Making the Grade: Irish documentary is one of the great, affecting films about teaching
Review: A colourful cross-section of the 30,000 Irish children who learn piano
'Making the Grade' is the latest documentary from Ken Wardrop.
Film Title: Making the Grade
Director: Ken Wardrop
Running Time: 87 min
In 2010, Ken Wardrop’s His & Hers, in which Irish women of ascending age chatted about the men in their lives, became a sleeper hit at the Irish box-office. The Portarlington-born director’s second feature, Mom and Me, in which Oklahoma men talked about, and with, their mothers, embellished the elegant structure of his previous documentary by adding a radio talk show host as a narrator.
Making the Grade, which depicts the relationships between Irish piano students and their teachers, requires no commentary beyond the filmmaker’s charming observational footage.
The film meets and warmly greets some 51 participants – hailing from Cork, Derry, Donegal, Dublin, Galway, Kerry, Kildare, Limerick, Louth, Mayo, Meath, Offaly, Waterford and Westmeath – as they prepare for their Royal Irish Academy of Music examinations. Using that body’s grade structure, the film opens with five-year-old Harry Keegan climbing on to a stool for his first lesson, and closes with those tackling Rachmaninoff for Grade Eight.
Various teachers, including the hilarious Sr Karol O’Connor (“It’s a habit, not a costume. I’m not dressing up for fancy dress!”) nudge, tease, cajole and encourage their temporary charges toward musical proficiency and beyond.
Precocious Derry chatterbox Rosa O’Reilly learns a daunting piece over the summer and composes a poem for fond, admiring instructor, Mrs McGinley. Fax the dog threatens to steal the movie in his pursuit of a ball.
For some students, piano is therapy, for others, it’s a complement to heavy metal.

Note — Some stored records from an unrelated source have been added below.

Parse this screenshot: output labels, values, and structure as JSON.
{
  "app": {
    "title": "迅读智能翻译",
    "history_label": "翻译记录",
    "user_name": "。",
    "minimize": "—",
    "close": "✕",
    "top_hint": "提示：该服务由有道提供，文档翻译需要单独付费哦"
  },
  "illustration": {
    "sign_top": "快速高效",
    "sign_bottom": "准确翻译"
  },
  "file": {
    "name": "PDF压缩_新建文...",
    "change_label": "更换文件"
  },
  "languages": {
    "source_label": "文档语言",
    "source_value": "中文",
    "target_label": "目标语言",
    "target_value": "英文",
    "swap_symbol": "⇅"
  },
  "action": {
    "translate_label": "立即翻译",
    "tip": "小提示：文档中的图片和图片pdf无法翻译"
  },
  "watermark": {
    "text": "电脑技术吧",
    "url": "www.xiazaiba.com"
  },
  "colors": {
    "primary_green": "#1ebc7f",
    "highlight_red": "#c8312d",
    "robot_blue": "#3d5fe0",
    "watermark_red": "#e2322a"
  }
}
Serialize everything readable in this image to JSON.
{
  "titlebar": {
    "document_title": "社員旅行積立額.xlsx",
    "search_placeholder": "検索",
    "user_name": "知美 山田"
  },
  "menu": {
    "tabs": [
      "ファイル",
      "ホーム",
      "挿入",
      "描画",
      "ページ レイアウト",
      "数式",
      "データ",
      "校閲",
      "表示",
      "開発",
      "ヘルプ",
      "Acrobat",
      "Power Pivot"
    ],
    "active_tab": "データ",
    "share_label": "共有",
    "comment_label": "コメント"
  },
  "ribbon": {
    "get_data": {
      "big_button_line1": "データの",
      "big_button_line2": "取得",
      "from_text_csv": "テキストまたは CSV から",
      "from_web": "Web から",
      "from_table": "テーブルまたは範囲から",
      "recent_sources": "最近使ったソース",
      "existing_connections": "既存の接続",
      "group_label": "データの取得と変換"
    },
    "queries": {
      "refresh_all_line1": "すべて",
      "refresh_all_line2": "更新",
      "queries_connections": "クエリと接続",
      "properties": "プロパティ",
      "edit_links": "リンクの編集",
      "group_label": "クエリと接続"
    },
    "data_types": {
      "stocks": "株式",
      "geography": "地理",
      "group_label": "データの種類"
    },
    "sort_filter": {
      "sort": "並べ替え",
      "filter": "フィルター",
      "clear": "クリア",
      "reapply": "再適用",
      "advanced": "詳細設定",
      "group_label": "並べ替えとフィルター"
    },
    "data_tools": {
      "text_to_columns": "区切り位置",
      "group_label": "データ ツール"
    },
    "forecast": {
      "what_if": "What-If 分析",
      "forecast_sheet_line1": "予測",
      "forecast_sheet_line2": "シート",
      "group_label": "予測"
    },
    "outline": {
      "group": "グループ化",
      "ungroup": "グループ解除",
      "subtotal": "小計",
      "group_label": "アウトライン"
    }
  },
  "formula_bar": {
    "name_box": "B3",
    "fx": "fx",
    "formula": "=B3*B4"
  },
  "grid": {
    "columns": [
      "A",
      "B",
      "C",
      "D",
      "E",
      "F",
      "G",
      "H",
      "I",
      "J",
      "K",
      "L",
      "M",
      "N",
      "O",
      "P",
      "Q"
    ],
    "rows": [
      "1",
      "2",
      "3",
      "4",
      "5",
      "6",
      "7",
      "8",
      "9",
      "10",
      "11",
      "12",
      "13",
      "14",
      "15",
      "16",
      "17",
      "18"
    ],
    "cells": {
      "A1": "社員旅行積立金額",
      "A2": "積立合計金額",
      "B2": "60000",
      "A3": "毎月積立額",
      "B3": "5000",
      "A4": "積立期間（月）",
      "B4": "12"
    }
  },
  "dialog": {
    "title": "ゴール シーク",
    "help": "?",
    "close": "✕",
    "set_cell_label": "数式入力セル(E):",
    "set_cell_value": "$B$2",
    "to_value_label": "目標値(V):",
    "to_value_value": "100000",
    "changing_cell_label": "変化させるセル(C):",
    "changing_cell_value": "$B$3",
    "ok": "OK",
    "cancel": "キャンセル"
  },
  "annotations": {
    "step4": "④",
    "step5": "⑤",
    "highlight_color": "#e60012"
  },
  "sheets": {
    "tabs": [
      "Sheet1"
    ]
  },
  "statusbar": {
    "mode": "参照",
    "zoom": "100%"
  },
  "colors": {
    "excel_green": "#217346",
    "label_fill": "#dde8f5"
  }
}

Where His & Hers pointedly stuck with a narrow demographic, Making the Grade delights in the heterogeneity found in a colourful cross section of the 30,000 Irish students that receive piano tuition every year.
A diverse cast features both students and teachers with roots in Russia, Lithuania, Nigeria, Italy, and beyond. This fascinating accidental portrait of the “national character” adds another dimension to a lovely, warm film about learning.
Reserves a nice spot alongside Être et Avoir and Monsieur Lazhar as one the great, affecting films about teaching.